Dr Shayon Bhattacharya and Prof Damien Thompson have published in the world-leading Nature Communications journal. Their paper on the “Biological effects of the loss of homochirality in a multicellular organism” derives from an SSPC modelling theme collaboration with the Institut de Biologie Valrose (iBV) in Nice, France.

Amino acids in proteins are maintained in one specific L-chiral form in the body. D-amino acids are not normally incorporated into proteins and their accumulation has been associated with several conditions including schizophrenia, amyotrophic lateral sclerosis, and other age-related neurodegeneration. In this research, chiral-selective in vivo assays were used to detect protein-bound non-L-α-amino acids (focusing on aspartate) and assess their functional significance in Drosophila. The importance of this chiral discriminating capacity detected caspase-bound D-Asp in Drosophila where altering the chiral balance created impaired caspase activity and impaired apoptosis, increasing tumour formation, and leading to premature death.

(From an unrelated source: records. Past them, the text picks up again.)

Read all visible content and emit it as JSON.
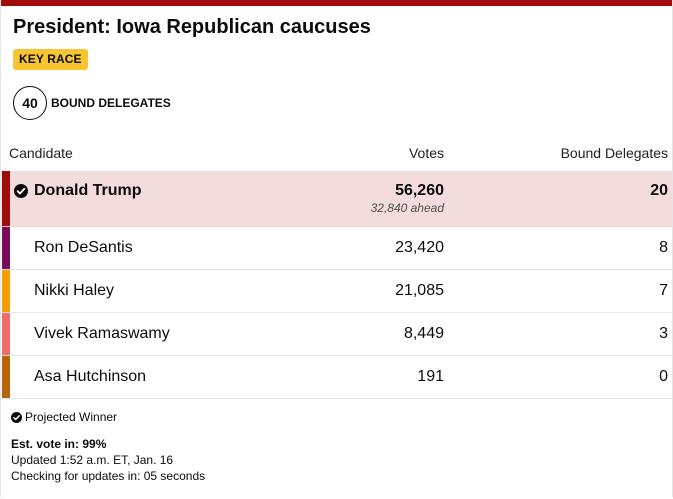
{
  "race": {
    "title": "President: Iowa Republican caucuses",
    "badge": "KEY RACE",
    "delegates_count": "40",
    "delegates_label": "BOUND DELEGATES"
  },
  "table": {
    "headers": {
      "candidate": "Candidate",
      "votes": "Votes",
      "delegates": "Bound Delegates"
    },
    "rows": [
      {
        "name": "Donald Trump",
        "votes": "56,260",
        "ahead": "32,840 ahead",
        "delegates": "20",
        "color": "#a00c0c",
        "winner": true
      },
      {
        "name": "Ron DeSantis",
        "votes": "23,420",
        "delegates": "8",
        "color": "#7a0b5a"
      },
      {
        "name": "Nikki Haley",
        "votes": "21,085",
        "delegates": "7",
        "color": "#f59c00"
      },
      {
        "name": "Vivek Ramaswamy",
        "votes": "8,449",
        "delegates": "3",
        "color": "#f26b6b"
      },
      {
        "name": "Asa Hutchinson",
        "votes": "191",
        "delegates": "0",
        "color": "#b8650a"
      }
    ]
  },
  "footer": {
    "projected": "Projected Winner",
    "est_vote": "Est. vote in: 99%",
    "updated": "Updated 1:52 a.m. ET, Jan. 16",
    "checking": "Checking for updates in: 05 seconds"
  },
  "colors": {
    "accent": "#a00c0c",
    "badge": "#f7c531",
    "winner_bg": "#f3dcdc"
  }
}
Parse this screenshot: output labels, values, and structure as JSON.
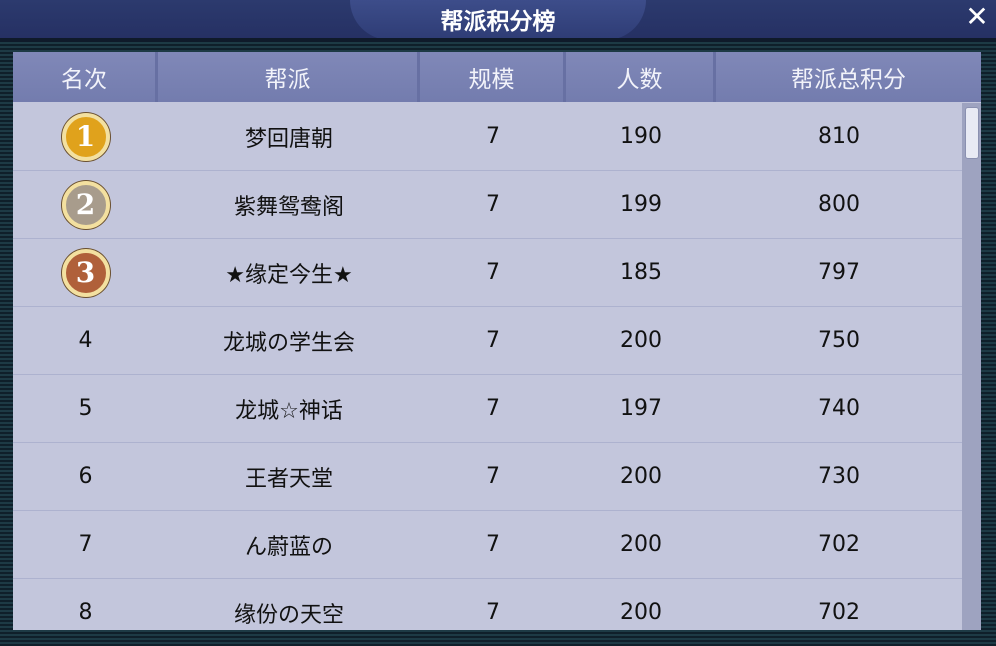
{
  "title": "帮派积分榜",
  "close_icon": "close-icon",
  "columns": [
    "名次",
    "帮派",
    "规模",
    "人数",
    "帮派总积分"
  ],
  "medal_colors": {
    "1": "#e0a21c",
    "2": "#a89c8c",
    "3": "#b0603a"
  },
  "rows": [
    {
      "rank": "1",
      "name": "梦回唐朝",
      "size": "7",
      "members": "190",
      "score": "810"
    },
    {
      "rank": "2",
      "name": "紫舞鸳鸯阁",
      "size": "7",
      "members": "199",
      "score": "800"
    },
    {
      "rank": "3",
      "name": "★缘定今生★",
      "size": "7",
      "members": "185",
      "score": "797"
    },
    {
      "rank": "4",
      "name": "龙城の学生会",
      "size": "7",
      "members": "200",
      "score": "750"
    },
    {
      "rank": "5",
      "name": "龙城☆神话",
      "size": "7",
      "members": "197",
      "score": "740"
    },
    {
      "rank": "6",
      "name": "王者天堂",
      "size": "7",
      "members": "200",
      "score": "730"
    },
    {
      "rank": "7",
      "name": "ん蔚蓝の",
      "size": "7",
      "members": "200",
      "score": "702"
    },
    {
      "rank": "8",
      "name": "缘份の天空",
      "size": "7",
      "members": "200",
      "score": "702"
    }
  ]
}
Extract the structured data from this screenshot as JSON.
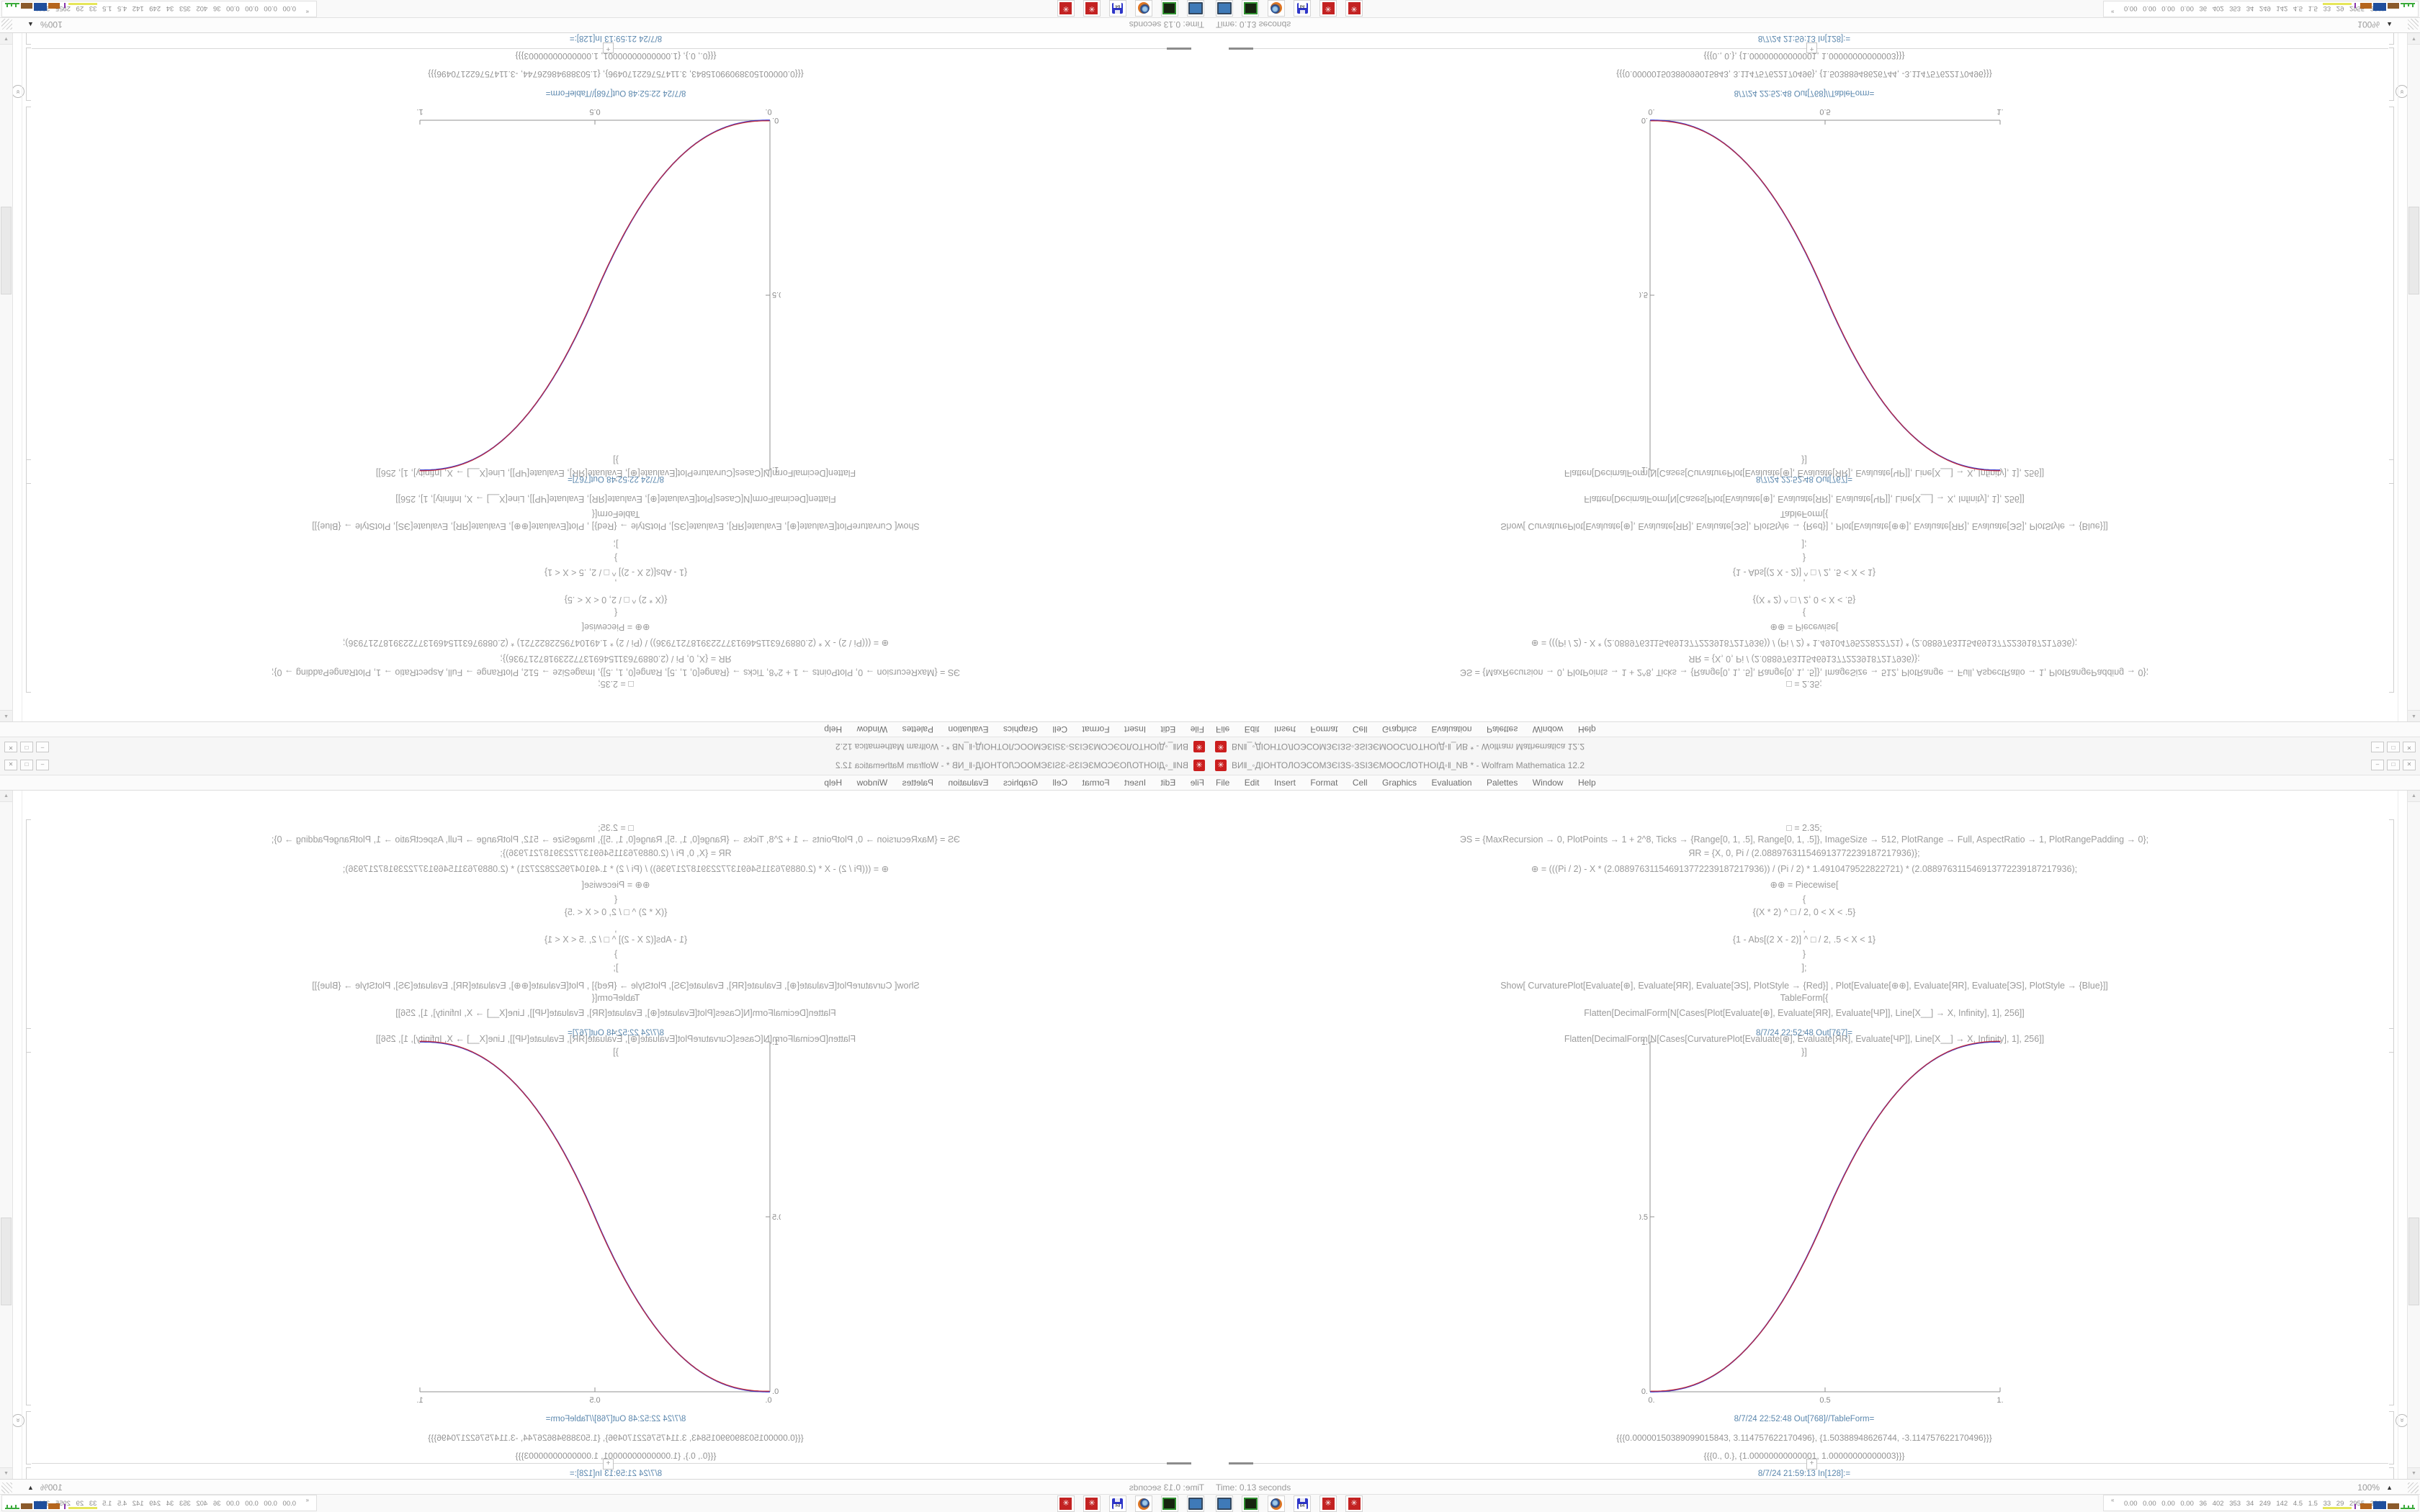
{
  "app": {
    "title": "ВИ‖_◦ДІОНТОЛОЭСОМЗЄІЗЅ◦ЗЅІЗЄМООСЛОТНОІД◦‖_NB * - Wolfram Mathematica 12.2",
    "menu": [
      "File",
      "Edit",
      "Insert",
      "Format",
      "Cell",
      "Graphics",
      "Evaluation",
      "Palettes",
      "Window",
      "Help"
    ],
    "window_buttons": [
      "–",
      "□",
      "✕"
    ],
    "app_icon_glyph": "✳"
  },
  "notebook": {
    "lines": [
      "□ = 2.35;",
      "ЭЅ = {MaxRecursion → 0, PlotPoints → 1 + 2^8, Ticks → {Range[0, 1, .5], Range[0, 1, .5]}, ImageSize → 512, PlotRange → Full, AspectRatio → 1, PlotRangePadding → 0};",
      "ЯR = {X, 0, Pi / (2.088976311546913772239187217936)};",
      "⊕ = (((Pi / 2) - X * (2.088976311546913772239187217936)) / (Pi / 2) * 1.4910479522822721) * (2.088976311546913772239187217936);",
      "⊕⊕ = Piecewise[",
      "{",
      "{(X * 2) ^ □ / 2, 0 < X < .5}",
      ",",
      "{1 - Abs[(2 X - 2)] ^ □ / 2, .5 < X < 1}",
      "}",
      "];",
      "Show[  CurvaturePlot[Evaluate[⊕], Evaluate[ЯR], Evaluate[ЭЅ], PlotStyle → {Red}]  ,  Plot[Evaluate[⊕⊕], Evaluate[ЯR], Evaluate[ЭЅ],  PlotStyle → {Blue}]]",
      "TableForm[{",
      "Flatten[DecimalForm[N[Cases[Plot[Evaluate[⊕], Evaluate[ЯR], Evaluate[ЧР]], Line[X__] → X, Infinity], 1], 256]]",
      ",",
      "Flatten[DecimalForm[N[Cases[CurvaturePlot[Evaluate[⊕], Evaluate[ЯR], Evaluate[ЧР]], Line[X__] → X, Infinity], 1], 256]]",
      "}]"
    ],
    "out_plot_label": "8/7/24 22:52:48 Out[767]=",
    "out_table_label": "8/7/24 22:52:48 Out[768]//TableForm=",
    "table_rows": [
      "{{{0.00000150389099015843, 3.114757622170496}, {1.50388948626744, -3.114757622170496}}}",
      "{{{0., 0.}, {1.00000000000001, 1.00000000000003}}}"
    ],
    "in_label": "8/7/24 21:59:13 In[128]:=",
    "plus_label": "+",
    "scroll_chevron": "»",
    "scrollbar_up": "▲",
    "scrollbar_down": "▼"
  },
  "statusbar": {
    "time": "Time: 0.13 seconds",
    "zoom": "100%",
    "zoom_icon": "▲"
  },
  "taskbar": {
    "icons": [
      "computer-monitor",
      "green-drive",
      "firefox",
      "floppy-64",
      "mathematica-1",
      "mathematica-2"
    ],
    "floppy_label": "64",
    "wolfram_glyph": "✳"
  },
  "tray": {
    "stats": "0.00 0.00 0.00 0.00 36 402 353 34 249 142 4.5 1.5 33 29 2955 3811"
  },
  "layout": {
    "quadrants": [
      "top-left: rotated 180°",
      "top-right: flipped vertically",
      "bottom-left: flipped horizontally",
      "bottom-right: original"
    ]
  },
  "chart_data": {
    "type": "line",
    "title": "",
    "xlabel": "",
    "ylabel": "",
    "xlim": [
      0,
      1
    ],
    "ylim": [
      0,
      1
    ],
    "xticks": [
      "0.",
      "0.5",
      "1."
    ],
    "yticks": [
      "0.",
      "0.5",
      "1."
    ],
    "grid": false,
    "legend_position": "none",
    "exponent": 2.35,
    "formula": "y = (2x)^2.35 / 2 for 0 <= x < 0.5 ; y = 1 - |2x-2|^2.35 / 2 for 0.5 <= x <= 1",
    "series": [
      {
        "name": "CurvaturePlot",
        "color": "#cf2929"
      },
      {
        "name": "Plot",
        "color": "#3a3ace"
      }
    ],
    "points": [
      [
        0,
        0
      ],
      [
        0.05,
        0.002
      ],
      [
        0.1,
        0.011
      ],
      [
        0.15,
        0.03
      ],
      [
        0.2,
        0.058
      ],
      [
        0.25,
        0.098
      ],
      [
        0.3,
        0.151
      ],
      [
        0.35,
        0.216
      ],
      [
        0.4,
        0.296
      ],
      [
        0.45,
        0.39
      ],
      [
        0.5,
        0.5
      ],
      [
        0.55,
        0.61
      ],
      [
        0.6,
        0.704
      ],
      [
        0.65,
        0.784
      ],
      [
        0.7,
        0.849
      ],
      [
        0.75,
        0.902
      ],
      [
        0.8,
        0.942
      ],
      [
        0.85,
        0.97
      ],
      [
        0.9,
        0.989
      ],
      [
        0.95,
        0.998
      ],
      [
        1,
        1
      ]
    ]
  }
}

To further confirm the mechanisms by which the accumulation of D-amino-acids in proteins may lead to the observed pathophysiological consequences, a model protease system, caspase-3 that specifically hydrolyses the 4’–5’ peptide bond of the pentapeptide substrate DEVDG, was studied. The developed models reveal that caspase-3 naturally rejects the pentapeptide containing D-Asp substrate, DEVdG and prevents catalytic activity by caspase. The modelling data further corroborates that the molecular level charge balancing that enforces the chiral recognition is necessary to maintain homeostasis across the cell, tissue, and organ level including the prevention of neurodegenerative diseases.